Overwhelmed by the linear expanse, I stepped into the bookstore just in time to have How I Met Your Mother star—and apparently new author—Neil Patrick Harris shuffle past me as I fumbled through piles of literary t-shirts.

Not your average trip to the local bookstore, to say the least.

I can’t say that every venture to Trader Joe’s has resulted in an accidental and semi-awkward (but completely wonderful) Instagram selfie with a minor celebrity, as my Friday evening adventure did, so I have to thank Brookline for that.

Nestled in Greater Boston, according to a quick Google search, Brookline sits in the purgatorial outskirts of the city. The neighborhood is a metropolitan misunderstanding, not really a suburb but not entirely assumed into the city either. Brookline houses grad students and the middle of the green line, instead of picket fences or the Citgo Sign.

But Brookline’s blurred, in-between quality makes it one of the best spots in the city.

A few stops away from the congested Copley, Brookline still maintains a sense of beloved Boston culture through little instances of delight like Red Sox paraphernalia-covered students at the bus stop, dog walkers on Washington St., and, of course, book signings at Brookline Booksmith. Instead of hurried strides in the shadows of city skyscrapers, visitors are able to find comfort in communal jaywalking and the neighborhood-wide satisfaction in being the setting of President John F. Kennedy’s childhood.

It has the Tudor-style feel of Newbury St. with a much more approachable air, exchanging Cartier and Kate Spade for CVS and the Paris Creperie. Although often overlooked during the typical work commute in Boston, Brookline offers a more communal sense of the urban experience.
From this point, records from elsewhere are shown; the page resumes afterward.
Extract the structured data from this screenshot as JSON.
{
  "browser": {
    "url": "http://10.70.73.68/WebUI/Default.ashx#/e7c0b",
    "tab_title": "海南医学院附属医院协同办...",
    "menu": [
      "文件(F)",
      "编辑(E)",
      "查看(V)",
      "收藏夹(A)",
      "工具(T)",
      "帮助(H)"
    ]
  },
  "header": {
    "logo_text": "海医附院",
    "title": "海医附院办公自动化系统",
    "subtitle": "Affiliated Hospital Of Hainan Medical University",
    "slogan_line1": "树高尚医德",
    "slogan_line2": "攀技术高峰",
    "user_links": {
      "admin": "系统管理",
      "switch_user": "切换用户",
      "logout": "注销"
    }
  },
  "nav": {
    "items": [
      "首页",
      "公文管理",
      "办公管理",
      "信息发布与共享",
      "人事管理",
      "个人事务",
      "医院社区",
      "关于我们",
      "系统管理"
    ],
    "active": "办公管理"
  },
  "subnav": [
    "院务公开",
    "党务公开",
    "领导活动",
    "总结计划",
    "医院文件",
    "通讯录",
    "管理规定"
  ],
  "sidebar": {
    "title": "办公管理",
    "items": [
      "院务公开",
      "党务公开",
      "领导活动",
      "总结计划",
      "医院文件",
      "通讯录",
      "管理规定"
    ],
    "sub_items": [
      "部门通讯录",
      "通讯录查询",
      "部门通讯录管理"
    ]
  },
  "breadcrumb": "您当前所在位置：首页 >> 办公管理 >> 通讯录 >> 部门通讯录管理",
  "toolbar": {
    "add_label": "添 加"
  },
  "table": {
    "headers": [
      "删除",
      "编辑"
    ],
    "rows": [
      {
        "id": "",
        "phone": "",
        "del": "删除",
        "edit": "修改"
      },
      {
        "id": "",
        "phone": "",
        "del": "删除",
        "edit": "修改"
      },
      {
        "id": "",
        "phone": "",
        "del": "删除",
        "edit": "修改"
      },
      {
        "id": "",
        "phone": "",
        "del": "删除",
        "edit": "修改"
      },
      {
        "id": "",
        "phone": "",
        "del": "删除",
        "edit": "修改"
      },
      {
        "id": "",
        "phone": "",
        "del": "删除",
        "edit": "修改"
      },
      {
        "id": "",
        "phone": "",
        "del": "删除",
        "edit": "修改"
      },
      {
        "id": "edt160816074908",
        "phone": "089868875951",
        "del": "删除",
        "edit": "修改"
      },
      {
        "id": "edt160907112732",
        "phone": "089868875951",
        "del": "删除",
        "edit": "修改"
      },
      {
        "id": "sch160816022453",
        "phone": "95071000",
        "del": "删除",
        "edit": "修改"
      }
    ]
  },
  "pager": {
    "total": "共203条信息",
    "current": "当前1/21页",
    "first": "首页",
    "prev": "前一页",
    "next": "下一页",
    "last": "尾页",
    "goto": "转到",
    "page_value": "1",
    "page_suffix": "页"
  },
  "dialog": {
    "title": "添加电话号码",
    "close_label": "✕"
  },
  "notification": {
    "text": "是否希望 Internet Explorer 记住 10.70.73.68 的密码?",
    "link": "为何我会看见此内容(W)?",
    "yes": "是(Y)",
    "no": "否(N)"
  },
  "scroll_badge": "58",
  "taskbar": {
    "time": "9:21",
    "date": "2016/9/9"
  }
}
Be it a result of city sprawl or steep Back Bay apartment prices, un-belonging Brookline is evidence enough that sometimes the outer bounds of a city have just as much, if not more, of a sense of culture and community than the city itself. Brookline is the place to which Boston’s commuters come home, as they have a job in the city but choose to live outside of its limits. It is busy but intimate, quaint but urban.

Take what you will out of my appreciation for Brookline; an appeal to the city’s masses, a deserved recognition to all of the neighborhoods that go unnoticed, a cliche suggestion to stop and smell the roses, whatever, but most importantly take from it both an invitation to exit at an unfamiliar t-stop and a demand to feast on a Reuben and bagel chips from Brookline’s beloved Zaftigs.

It is easy to get caught up in aquarium visits, swan boats, and duck tours when you live so close to a city that is so proudly itself (is it possible to walk through the Common without seeing upwards of 10 Red Sox hats?) and sometimes the best quirks and communities get lost between Fenway and Newbury St.

On Friday evening I left Brookline not only with a bag of Trader Joe’s latest pumpkin products, a substantially “liked” instagram—and the false and fleeting glee of the Internet popularity that comes with it—but also with an accidental adventure thanks to the wonders of semi-suburbia. So thank you Brookline, for Neil Patrick Harris and for your ability to surprise me just a few stops beyond my dorm. You are truly “legendary.”